Most of the people who do get content are still married to the platforms they grew up with. For example the big success story from content and digital in the UK is probably the Mail. The new results show MailOnline grew its audience by 41% over the year and digital revenues by 48% for the quarter.

Which sounds great, until you note the digital revenue for “the world’s most popular news site” was £14 million whilst the UK only print titles made £53 million in the same period.

So there is still a lot to do. For example, MailOnline doesn’t have a mobile optimised site yet. The opportunity is to better blend the offline and online world – and find new ways to use content to deliver experience.

As and when good examples arrive, they will inspire others.

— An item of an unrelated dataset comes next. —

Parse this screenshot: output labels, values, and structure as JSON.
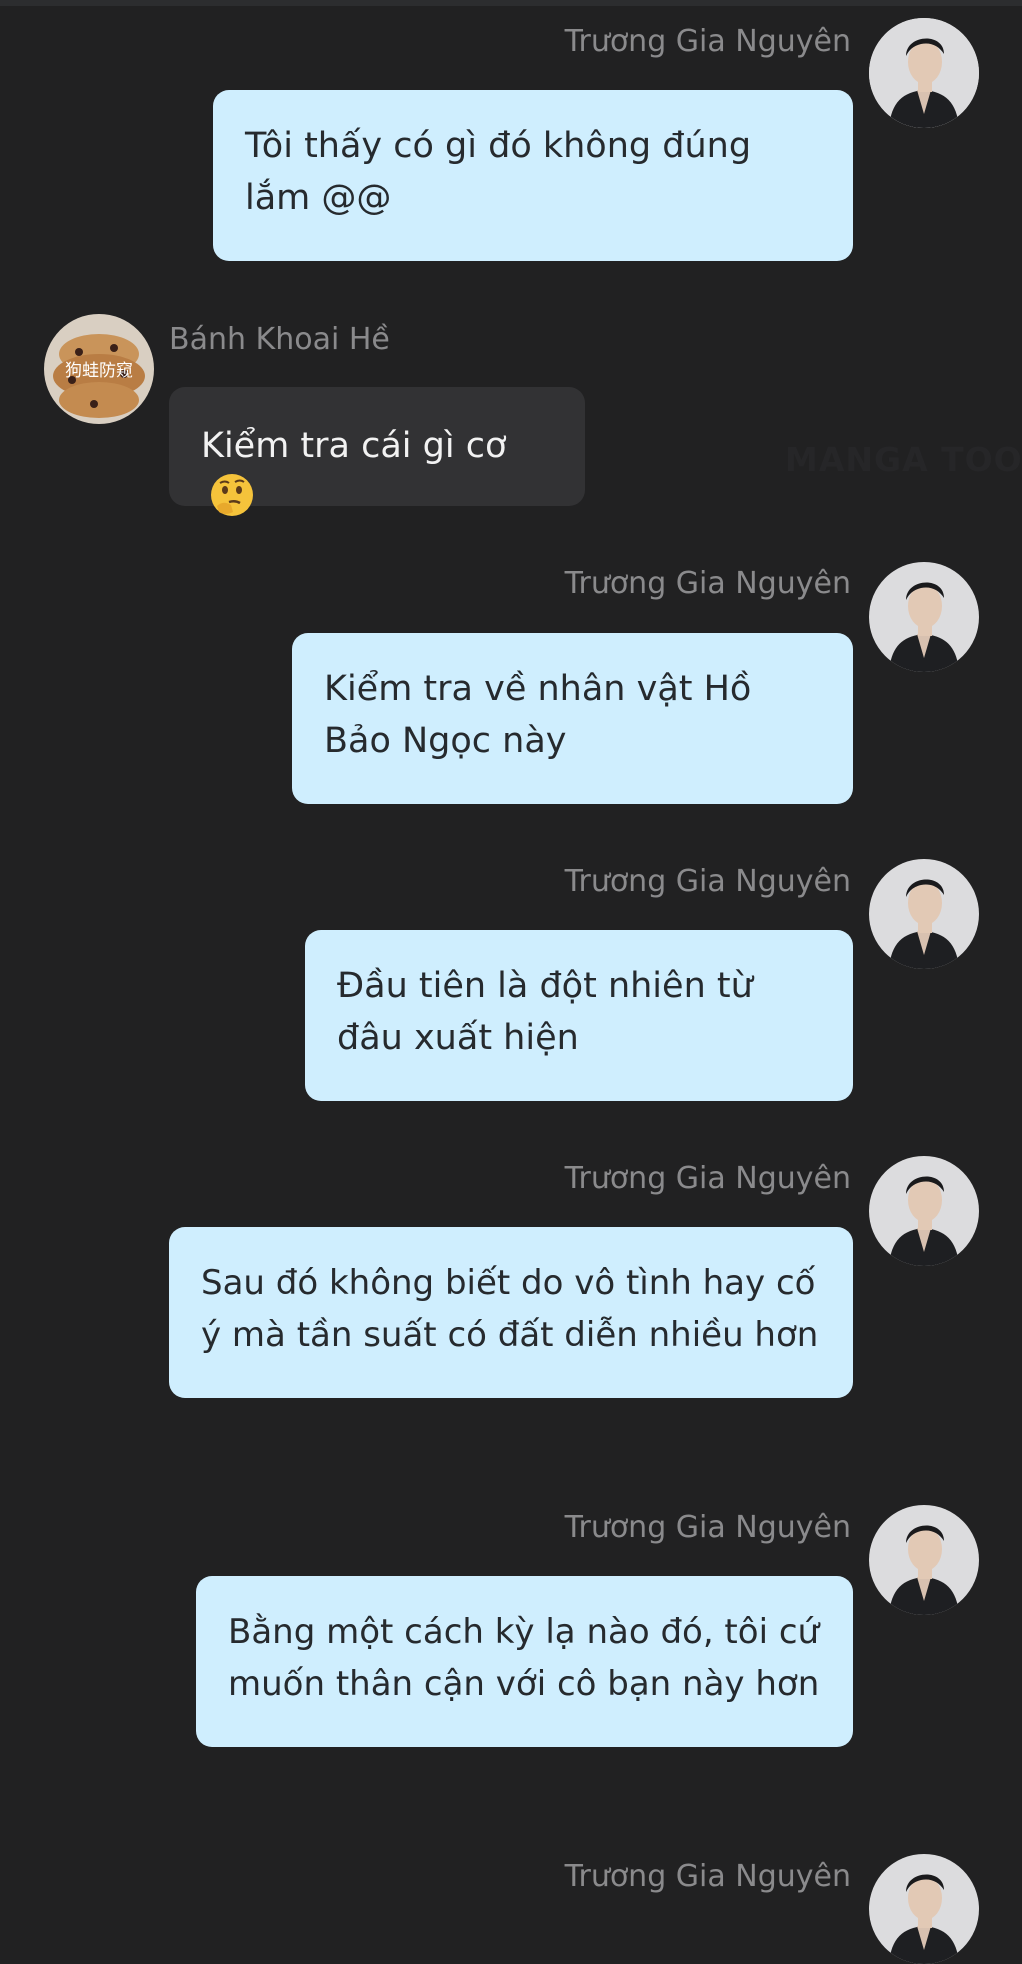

Three years ago a Conde Nast CEO dismissed our view that Net-a-Porter was a threat to their business – although since then they have been quite active digitally. Now the Net-a-Porter team are taking their very successful digital content business and producing a print magazine.

Despite the gloom and doom in the print industry, niche magazines are thriving – visit any good newsagent in London or New York and the choice is amazing. If you can combine this interest in good content with a business model like that of Net a Porter, you have a great opportunity. The smart people at Business of Fashion have a longish video interview with the Porter team here.